Yapılan işlemlerin kayıtlarının görünmediğine dikkat çeken Yılmaz, sözlerini şöyle sürdürdü:

“MB, dövizi Hazine’ye satıyorsa bu durumda Hazine’nin MB nezdindeki hesabına buna karşılık bir TL bakiye olması lazım. Bu bakiyeyi MB’ye verecek ve MB’den döviz alacak. Şimdi 128 milyar dolar peyderpey satıldı. Geçmişe baktığımızda günlük ortalaması aşağı yukarı 5-6 milyar dolara denk geliyor, bazı günler 12-13 milyar dolara çıktı. Bu işlemin yapıldığı günde onun karşılığı olan TL’nin Hazine’nin hesabından çıkıp MB’ye geçmesi lazım. Olması gereken bu.”

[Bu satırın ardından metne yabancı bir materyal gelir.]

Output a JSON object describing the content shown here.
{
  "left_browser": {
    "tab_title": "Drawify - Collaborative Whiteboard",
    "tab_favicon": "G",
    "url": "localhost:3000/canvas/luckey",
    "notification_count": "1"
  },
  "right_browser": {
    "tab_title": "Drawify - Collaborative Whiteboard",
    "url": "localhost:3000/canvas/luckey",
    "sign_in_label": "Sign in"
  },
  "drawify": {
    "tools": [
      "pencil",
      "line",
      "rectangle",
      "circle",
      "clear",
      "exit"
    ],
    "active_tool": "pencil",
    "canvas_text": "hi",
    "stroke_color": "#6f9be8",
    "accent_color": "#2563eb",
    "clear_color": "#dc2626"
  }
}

‘MB, HAZİNE’YE DÖVİZ SATMAMIŞ, DOĞRUDAN VERMİŞ’

“Fakat MB, Hazine’ye verdiği dövizi satış yapmamış, doğrudan doğruya vermiş. Bu işlemleri biz Hazine’nin MB nezdindeki TL ve döviz hesaplarında göremiyoruz. Anladığımız kadarıyla Hazine aldığı dövizleri, Ziraat, Halk, Vakıflar bankalarının yurtdışındaki muhabir hesaplarına aktarmış. Bu bankalar, ellerindeki dövizi piyasaya TL karşılığında sattıkça TL’yi tahsil etmişler. Fakat tahsil ettikleri TL sonuçta MB’nin parası, MB’ye nasıl devrettiler? Bunlar nerede görünüyor? Bunların hiçbirisi ile ilgili ortada bir bilgi yok.”